Effeuille mes rêves

Je veux vivre autre chose que cette vie

Je suis allée à la plage - avec Paula et notre pote commun.
Comment dire ? Je me suis ennuyée. C’est mauvais à dire mais leurs conversations ne m’ont rien fait au niveau des tripes. C’est peut-être moi qui en attends trop de la vie. Il y avait une bande de kékés qui fumaient la chicha à côté de nous, et pareil, ils parlaient fort donc j’entendais leur discussion et je n’ai pas arrêté de me dire : "Je veux vivre autre chose que cette vie", moi aussi. Ça devient une nouvelle obsession cette phrase.
Surtout que j’ai appris que Paula avait un copain ! Et devinez comment il s’appelle ? Jareth, bingo ! C’est dingue quand même ces clins d’oeil vicieux que la vie peut nous faire parfois.
Je n’ai pas envie de les revoir… Je suis mauvaise, hein ? C’est pas comme si je pouvais avoir le luxe de choisir avec qui traîner. Mais au moins, j’ai pu voir que Paula n’avait plus aucune emprise sur moi. Et aussi qu’elle avait enfin la vie dont elle avait toujours rêvé : une meilleure amie qu’elle peut appeler "ma femme", un copain, des soirées à gogo, plein de potes, des ragots, un beau métier à l’horizon… tant mieux pour elle. Je me dis que si elle a pu avoir la vie qu’elle avait si longtemps désiré, pourquoi pas moi ? C’est vrai que j’attends quelque chose de différent, même si je ne sais pas exactement quoi encore, mais ça doit être possible non ? Je ne suis pas une personne pire que Paula tout de même !

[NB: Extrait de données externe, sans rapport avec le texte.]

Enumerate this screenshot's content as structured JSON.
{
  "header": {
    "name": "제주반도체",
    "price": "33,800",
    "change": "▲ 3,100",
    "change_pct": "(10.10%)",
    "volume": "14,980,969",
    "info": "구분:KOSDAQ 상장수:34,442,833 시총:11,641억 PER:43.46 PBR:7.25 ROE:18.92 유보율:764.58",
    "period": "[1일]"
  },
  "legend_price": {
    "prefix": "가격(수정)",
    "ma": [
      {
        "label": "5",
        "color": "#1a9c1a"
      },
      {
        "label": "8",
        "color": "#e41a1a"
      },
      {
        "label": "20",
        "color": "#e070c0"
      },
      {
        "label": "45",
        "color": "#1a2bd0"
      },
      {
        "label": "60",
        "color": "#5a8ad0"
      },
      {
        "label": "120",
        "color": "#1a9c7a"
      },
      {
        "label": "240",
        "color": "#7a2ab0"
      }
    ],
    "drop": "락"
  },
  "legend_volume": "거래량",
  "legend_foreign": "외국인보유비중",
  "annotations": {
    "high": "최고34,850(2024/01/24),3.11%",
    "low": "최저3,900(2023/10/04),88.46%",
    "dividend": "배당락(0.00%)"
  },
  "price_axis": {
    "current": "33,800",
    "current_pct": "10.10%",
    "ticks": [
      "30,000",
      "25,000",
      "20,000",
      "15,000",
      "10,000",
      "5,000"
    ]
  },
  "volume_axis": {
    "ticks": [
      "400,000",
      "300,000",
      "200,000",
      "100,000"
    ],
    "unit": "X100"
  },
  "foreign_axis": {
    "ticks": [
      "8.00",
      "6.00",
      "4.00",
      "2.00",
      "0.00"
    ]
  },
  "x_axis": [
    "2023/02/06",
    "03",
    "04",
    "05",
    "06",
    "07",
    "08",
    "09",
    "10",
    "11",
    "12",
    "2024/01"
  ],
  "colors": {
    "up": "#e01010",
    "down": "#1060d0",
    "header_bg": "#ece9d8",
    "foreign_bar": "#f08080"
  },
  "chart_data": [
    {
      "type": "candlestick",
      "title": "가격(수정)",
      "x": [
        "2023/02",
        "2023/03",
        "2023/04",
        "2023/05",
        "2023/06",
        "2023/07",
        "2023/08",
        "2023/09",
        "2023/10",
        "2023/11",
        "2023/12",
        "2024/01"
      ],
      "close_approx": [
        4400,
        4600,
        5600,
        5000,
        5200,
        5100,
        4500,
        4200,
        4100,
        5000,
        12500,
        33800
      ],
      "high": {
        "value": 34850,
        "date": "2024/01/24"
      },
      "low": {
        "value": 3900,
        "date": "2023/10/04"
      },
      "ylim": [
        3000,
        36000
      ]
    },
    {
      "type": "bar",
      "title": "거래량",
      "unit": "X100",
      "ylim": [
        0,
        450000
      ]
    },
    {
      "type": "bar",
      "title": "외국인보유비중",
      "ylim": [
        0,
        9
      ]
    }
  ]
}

Je veux vivre autre chose que cette vie.

En même temps, je me dis que répéter ce leitmotiv en espérant un miracle est juste le meilleur moyen de m’assurer que ledit miracle ne se produise pas.
Je suis donc bloquée.

Mon frère me dit que je recommence avec Sonny ce qui s’est passé avec Paula. Chaque fois que je reçois un message d’elle, je me sens déprimée, incapable, stupide, sans intérêt. Et j’en parle et ça fatigue mon entourage.
Là elle me parle encore de son concours de médecine. Et quand je tente de lui remonter le moral, elle me répond qu’elle connait déjà tous les arguments que je lui présente. Du coup, je ne sais plus quoi lui dire. Je comprends sa douleur, mais j’ai l’impression à chaque fois d’être une cousine abominable.
Faut que je fasse attention avec ça, en tout cas. Peu importe ce que je ressens, ce sont mes proches qui comptent avant tout. Je les ai saoûlés une fois, je ne dois pas recommencer.

Je sors avec mon frère, ce soir. On va revoir Avengers ! J’avais adoré ce film. En plus, j’adore traîner avec mon frère ; je ne m’ennuie jamais avec lui ! Je ne me pose même pas la question, en fait. Pas comme avec les autres gens. Je ne ressens rien au niveau des tripes, mais je me sens bien quand même.
Le souci, ce sont mes médicaments. Ils m’endorment un peu quand je les prends ; je vais devoir donc faire très attention sur la route. Et rester éveillée durant le film - ce qui ne devrait pas être difficile, vu que je sais qu’il est passionnant mais que je n’ai plus assez de mémoire (toujours faute aux médocs) pour me rappeler ce qu’il se passe.

On va bientôt y aller, d’ailleurs. Il faut que je me dépêche de noter tout ce que je voulais noter… l’ennui c’est que je commence à oublier.

Tiens, mon frère a commencé la série "Once Upon A Time". Il a tellement accroché qu’il ne lui reste plus que le dernier épisode à mater. Je suis contente d’avoir quelqu’un avec qui en reparler ! J’hésite à me la reregarder. D’un côté, ça pourrait tasser ce sentiment de malaise triste que j’ai quand j’y pense, mais de l’autre ça pourrait l’agraver.
Je suis vraiment un cas social… pas foutue de pouvoir apprécier sa série préférée normalement.

D’ailleurs je me demandais : est-ce vrai que nous sommes tous différents ?
Ne sommes-nous pas tous plutôt uniques mais façonnés par nos différentes expériences de vie ? Je trouverais cette idée déprimante. Ça voudrait dire qu’au fond, la vérité est qu’on est tous pareil, point.

Bon, allez, je vais me préparer maintenant. J’espère vraiment que ma vie va changer ; sans que je perde ce que j’y aime bien sûr.